In a recent New York Times Opinion roundtable, Robert Siegel, E.J. Dionne, and Carlos Lozada dissected President Trump's handling of the Iran conflict, revealing the limits of his self-styled deal-making prowess. As a deadline Trump set for Iran came and went without military escalation, the president instead extended a ceasefire, yet Iran dismissed the move as meaningless. Seizures of container ships near the Strait of Hormuz underscored the ongoing tensions.
Dionne argued that Trump's ability to spin crises has met its match in the economic realities of tariffs and war-induced price hikes. The president's promise to lower prices on day one has backfired, and voters are noticing. "When you are as ill-prepared for this war as Trump clearly was," Dionne said, "you are not prepared for what we face." He contrasted Trump's approach with Obama's detailed negotiations with Iran, which involved experts like physicist Ernest Moniz, calling the current administration a "cliff notes presidency."

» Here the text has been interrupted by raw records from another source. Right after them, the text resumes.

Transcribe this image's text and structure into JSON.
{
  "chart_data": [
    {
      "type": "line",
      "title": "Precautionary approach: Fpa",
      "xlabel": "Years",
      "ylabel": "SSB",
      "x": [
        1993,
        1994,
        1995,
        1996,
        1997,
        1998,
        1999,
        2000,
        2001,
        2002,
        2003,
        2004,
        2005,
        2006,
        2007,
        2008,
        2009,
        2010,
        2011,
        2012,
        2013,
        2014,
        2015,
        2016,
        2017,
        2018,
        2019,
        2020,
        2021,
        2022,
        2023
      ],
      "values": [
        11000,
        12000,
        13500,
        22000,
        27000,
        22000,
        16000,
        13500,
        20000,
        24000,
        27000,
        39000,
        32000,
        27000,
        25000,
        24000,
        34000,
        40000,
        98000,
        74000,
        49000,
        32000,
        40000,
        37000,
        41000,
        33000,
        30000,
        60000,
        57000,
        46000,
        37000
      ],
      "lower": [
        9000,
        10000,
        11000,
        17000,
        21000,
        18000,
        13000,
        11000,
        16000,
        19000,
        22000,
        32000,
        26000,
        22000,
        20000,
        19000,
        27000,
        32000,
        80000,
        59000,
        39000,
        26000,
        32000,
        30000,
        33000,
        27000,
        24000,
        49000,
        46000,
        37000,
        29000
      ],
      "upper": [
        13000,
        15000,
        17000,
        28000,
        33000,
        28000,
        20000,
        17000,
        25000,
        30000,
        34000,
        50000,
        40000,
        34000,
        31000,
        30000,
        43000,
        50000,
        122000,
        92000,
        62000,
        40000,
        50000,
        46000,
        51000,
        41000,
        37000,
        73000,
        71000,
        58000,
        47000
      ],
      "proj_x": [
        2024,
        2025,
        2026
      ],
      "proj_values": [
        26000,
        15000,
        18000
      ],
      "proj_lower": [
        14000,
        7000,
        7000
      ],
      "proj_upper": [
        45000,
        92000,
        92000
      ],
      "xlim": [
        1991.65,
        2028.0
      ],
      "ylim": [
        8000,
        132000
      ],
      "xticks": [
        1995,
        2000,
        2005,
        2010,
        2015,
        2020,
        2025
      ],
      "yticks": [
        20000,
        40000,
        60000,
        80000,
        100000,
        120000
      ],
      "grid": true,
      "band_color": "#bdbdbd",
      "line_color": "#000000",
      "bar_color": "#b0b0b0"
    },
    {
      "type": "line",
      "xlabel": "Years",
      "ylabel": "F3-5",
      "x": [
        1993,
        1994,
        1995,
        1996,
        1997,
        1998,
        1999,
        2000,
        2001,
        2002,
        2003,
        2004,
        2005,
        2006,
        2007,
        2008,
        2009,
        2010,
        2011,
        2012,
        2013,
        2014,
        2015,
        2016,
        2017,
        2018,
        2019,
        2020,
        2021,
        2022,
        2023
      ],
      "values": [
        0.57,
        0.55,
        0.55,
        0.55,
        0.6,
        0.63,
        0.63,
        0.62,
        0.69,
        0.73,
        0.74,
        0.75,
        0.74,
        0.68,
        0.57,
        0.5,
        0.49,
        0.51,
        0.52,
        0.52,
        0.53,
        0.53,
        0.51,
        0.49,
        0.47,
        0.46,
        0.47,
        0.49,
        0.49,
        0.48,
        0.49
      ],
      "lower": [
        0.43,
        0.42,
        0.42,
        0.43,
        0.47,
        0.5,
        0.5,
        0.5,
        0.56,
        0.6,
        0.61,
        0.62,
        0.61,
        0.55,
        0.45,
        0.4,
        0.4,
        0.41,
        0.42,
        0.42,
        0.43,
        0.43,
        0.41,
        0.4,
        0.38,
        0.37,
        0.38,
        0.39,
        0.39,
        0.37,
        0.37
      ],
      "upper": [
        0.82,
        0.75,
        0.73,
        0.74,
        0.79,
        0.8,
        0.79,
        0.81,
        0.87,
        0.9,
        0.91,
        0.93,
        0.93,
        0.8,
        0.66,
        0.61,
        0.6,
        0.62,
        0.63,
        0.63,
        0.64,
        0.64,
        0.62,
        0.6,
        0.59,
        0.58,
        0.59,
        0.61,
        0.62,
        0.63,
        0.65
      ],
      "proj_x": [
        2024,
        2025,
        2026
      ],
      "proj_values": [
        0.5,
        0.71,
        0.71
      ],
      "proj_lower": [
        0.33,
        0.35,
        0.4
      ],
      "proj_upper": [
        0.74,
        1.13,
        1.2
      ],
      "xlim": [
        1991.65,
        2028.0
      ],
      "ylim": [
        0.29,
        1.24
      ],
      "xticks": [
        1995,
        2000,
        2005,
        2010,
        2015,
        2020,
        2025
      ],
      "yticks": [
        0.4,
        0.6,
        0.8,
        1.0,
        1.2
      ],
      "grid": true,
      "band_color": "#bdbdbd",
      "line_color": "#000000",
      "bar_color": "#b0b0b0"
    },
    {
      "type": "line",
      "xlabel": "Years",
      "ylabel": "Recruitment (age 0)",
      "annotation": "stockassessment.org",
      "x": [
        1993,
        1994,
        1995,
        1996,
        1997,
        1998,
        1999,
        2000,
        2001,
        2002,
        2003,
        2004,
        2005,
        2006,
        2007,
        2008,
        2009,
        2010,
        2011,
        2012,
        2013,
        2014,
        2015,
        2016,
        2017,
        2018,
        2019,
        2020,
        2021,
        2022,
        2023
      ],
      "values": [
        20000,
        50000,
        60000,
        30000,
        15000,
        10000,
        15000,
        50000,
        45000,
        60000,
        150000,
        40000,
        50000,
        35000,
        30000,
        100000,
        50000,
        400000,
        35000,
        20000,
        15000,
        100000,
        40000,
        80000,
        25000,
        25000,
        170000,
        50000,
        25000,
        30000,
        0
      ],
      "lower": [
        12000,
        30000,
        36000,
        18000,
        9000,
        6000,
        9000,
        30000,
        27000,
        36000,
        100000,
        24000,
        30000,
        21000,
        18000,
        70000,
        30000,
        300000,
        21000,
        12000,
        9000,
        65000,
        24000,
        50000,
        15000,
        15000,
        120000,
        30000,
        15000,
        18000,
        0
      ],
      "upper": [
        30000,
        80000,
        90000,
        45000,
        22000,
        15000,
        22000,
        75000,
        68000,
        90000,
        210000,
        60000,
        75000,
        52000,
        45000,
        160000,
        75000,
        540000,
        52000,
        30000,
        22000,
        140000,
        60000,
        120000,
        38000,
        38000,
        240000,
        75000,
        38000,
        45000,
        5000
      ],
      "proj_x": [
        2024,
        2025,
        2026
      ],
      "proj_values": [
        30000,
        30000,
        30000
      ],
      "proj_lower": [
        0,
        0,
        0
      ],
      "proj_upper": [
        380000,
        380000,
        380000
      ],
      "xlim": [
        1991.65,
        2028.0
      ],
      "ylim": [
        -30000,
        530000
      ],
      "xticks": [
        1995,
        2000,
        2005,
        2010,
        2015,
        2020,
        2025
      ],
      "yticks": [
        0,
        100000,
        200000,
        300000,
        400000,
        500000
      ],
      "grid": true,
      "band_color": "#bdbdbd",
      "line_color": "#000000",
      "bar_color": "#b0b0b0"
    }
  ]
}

Lozada highlighted Trump's myth of the "master dealmaker," noting that promises to end the Ukraine war in a day and bring down prices immediately have fallen flat. "I don't think Trump has the attention to detail, the patience, frankly, for arduous negotiations that lead to a real deal," Lozada said. He pointed out Trump's habit of declaring the war "ahead of schedule"—a tactic borrowed from his real estate days to project control. But wars don't follow schedules, and threats have become meaningless timeframes.
The discussion also touched on the dismantling of USAID, which Dionne called a "hand grenade at American respect and influence." The panel concluded that Trump is less a dealmaker than a crisis manager focused on manipulating the news cycle and holding his coalition together.